DOJ Issues Guidelines for Enforcement Related to Off-Label Promotion

05 March 2018 Legal News: Government Enforcement Defense & Investigations Publication
Author(s): Nathan A. Beaver Thomas F. Carlucci Pamela L. Johnston Rebecca S. Bradley Monica R. Chmielewski Melissa B. Coffey Kyle Y. Faget David B. Goroff Adrian L. Jensen Katy E. Koski James W. Matthews Lisa M. Noller Eileen R. Ridley David L. Rosen Michael J. Tuteur

On February 28, 2018, Ethan P. Davis, the Deputy Assistant Attorney General for the Consumer Protection Branch, addressed the life sciences community regarding off-label promotion. In his remarks, Deputy Assistant Attorney General Davis outlined the key factors DOJ takes into consideration when deciding to pursue enforcement related to off-label promotion, spoke to the DOJ’s new policy on guidance documents, and listed the current top enforcement priorities for the division.

Key Considerations

The Department of Justice considers the following factors when deciding whether to pursue enforcement against pharmaceutical companies for off-label promotion.

  • Was the speech at issue false or misleading, or was it truthful?
  • Did the off-label use injure patients, or did it help patients?
  • Did the company’s actions materially mislead the FDA?
  • Did the company lie or mislead doctors and patients?
  • Did the conduct involve improper inducements or kickbacks?

DOJ Policy on Guidance Documents

The Justice Department has stated it will no longer use guidance documents to impose binding rules on private parties. Consequently, enforcement divisions will no longer be permitted to consider violations of guidance documents as violations of the law.

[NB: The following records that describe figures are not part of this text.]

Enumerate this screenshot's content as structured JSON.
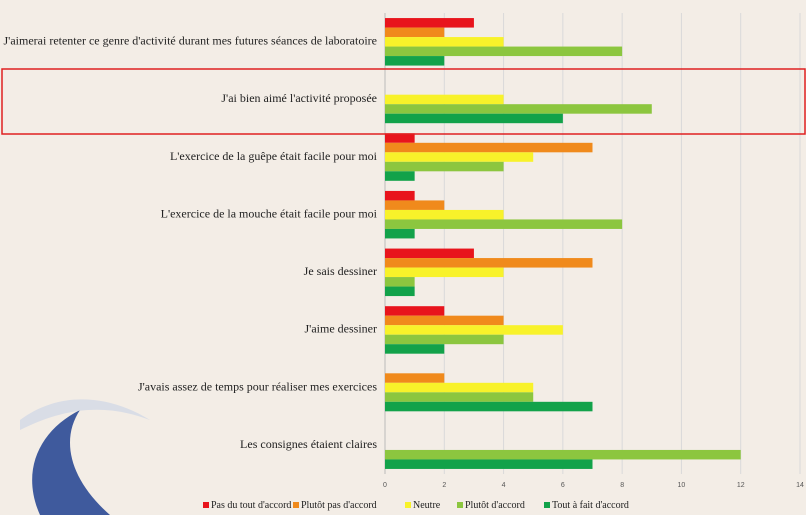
{
  "chart_data": {
    "type": "hbar",
    "categories": [
      "J'aimerai retenter ce genre d'activité durant mes futures séances de laboratoire",
      "J'ai bien aimé l'activité proposée",
      "L'exercice de la guêpe était facile pour moi",
      "L'exercice de la mouche était facile pour moi",
      "Je sais dessiner",
      "J'aime dessiner",
      "J'avais assez de temps pour réaliser mes exercices",
      "Les consignes étaient claires"
    ],
    "series": [
      {
        "name": "Pas du tout d'accord",
        "color": "#e8141c",
        "values": [
          3,
          0,
          1,
          1,
          3,
          2,
          0,
          0
        ]
      },
      {
        "name": "Plutôt pas d'accord",
        "color": "#f08a1c",
        "values": [
          2,
          0,
          7,
          2,
          7,
          4,
          2,
          0
        ]
      },
      {
        "name": "Neutre",
        "color": "#f8f22a",
        "values": [
          4,
          4,
          5,
          4,
          4,
          6,
          5,
          0
        ]
      },
      {
        "name": "Plutôt d'accord",
        "color": "#8cc63f",
        "values": [
          8,
          9,
          4,
          8,
          1,
          4,
          5,
          12
        ]
      },
      {
        "name": "Tout à fait d'accord",
        "color": "#12a24a",
        "values": [
          2,
          6,
          1,
          1,
          1,
          2,
          7,
          7
        ]
      }
    ],
    "xlim": [
      0,
      14
    ],
    "xticks": [
      0,
      2,
      4,
      6,
      8,
      10,
      12,
      14
    ],
    "grid": true,
    "legend": "bottom"
  }
}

Off-Label Promotion Settlements and Prosecutions

Deputy Assistant Attorney General Davis outlined a few recent and notable off-label settlements and prosecutions, including the following:

  • Celgene Corporation

    In 2017, Celgene Corporation agreed to pay $280 million to settle allegations regarding false and misleading statements they made about two of their cancer drugs.
  • Aegerion Pharmaceuticals

    Aegerion Pharmaceuticals recently pled guilty to violations of the Food, Drug and Cosmetics Act related to their promotion of a drug for the treatment of high cholesterol. The company misled providers about appropriate candidates for the drug and failed to comply with the drug’s Risk Evaluation and Mitigation Strategy (REMS).

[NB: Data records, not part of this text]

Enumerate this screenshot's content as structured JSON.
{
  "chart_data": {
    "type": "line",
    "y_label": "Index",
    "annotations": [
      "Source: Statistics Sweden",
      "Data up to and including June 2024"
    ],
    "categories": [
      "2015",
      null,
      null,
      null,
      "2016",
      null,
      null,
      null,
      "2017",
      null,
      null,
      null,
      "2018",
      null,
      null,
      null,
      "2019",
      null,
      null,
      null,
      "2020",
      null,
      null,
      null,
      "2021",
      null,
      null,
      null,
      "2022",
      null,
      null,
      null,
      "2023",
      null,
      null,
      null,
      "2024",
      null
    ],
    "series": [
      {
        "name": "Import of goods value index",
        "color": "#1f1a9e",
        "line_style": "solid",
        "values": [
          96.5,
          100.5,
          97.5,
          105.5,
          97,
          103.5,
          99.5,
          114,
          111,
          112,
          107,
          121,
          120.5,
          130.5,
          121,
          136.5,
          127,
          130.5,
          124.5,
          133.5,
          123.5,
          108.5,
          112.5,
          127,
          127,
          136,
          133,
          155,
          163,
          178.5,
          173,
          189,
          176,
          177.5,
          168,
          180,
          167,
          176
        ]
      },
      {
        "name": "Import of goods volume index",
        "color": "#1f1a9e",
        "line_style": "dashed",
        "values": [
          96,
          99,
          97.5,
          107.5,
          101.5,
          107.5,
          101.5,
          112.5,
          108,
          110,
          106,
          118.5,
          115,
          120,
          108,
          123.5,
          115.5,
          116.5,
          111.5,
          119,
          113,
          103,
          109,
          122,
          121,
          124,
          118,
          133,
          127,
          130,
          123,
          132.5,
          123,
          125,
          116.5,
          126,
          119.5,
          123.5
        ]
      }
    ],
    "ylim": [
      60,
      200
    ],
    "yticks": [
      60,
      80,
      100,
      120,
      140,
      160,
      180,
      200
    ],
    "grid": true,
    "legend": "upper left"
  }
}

Top Enforcement Priorities

The Consumer Protection Branch has named the following as their top priorities for enforcement:

  • Combatting the opioid crisis

    The division will focus on ensuring that companies comply with REMS requirements for opioids.
  • Noncompliance with current Good Manufacturing Practices (cGMPs)

    The division will vigorously pursue enforcement against companies that do not comply with cGMP regulations.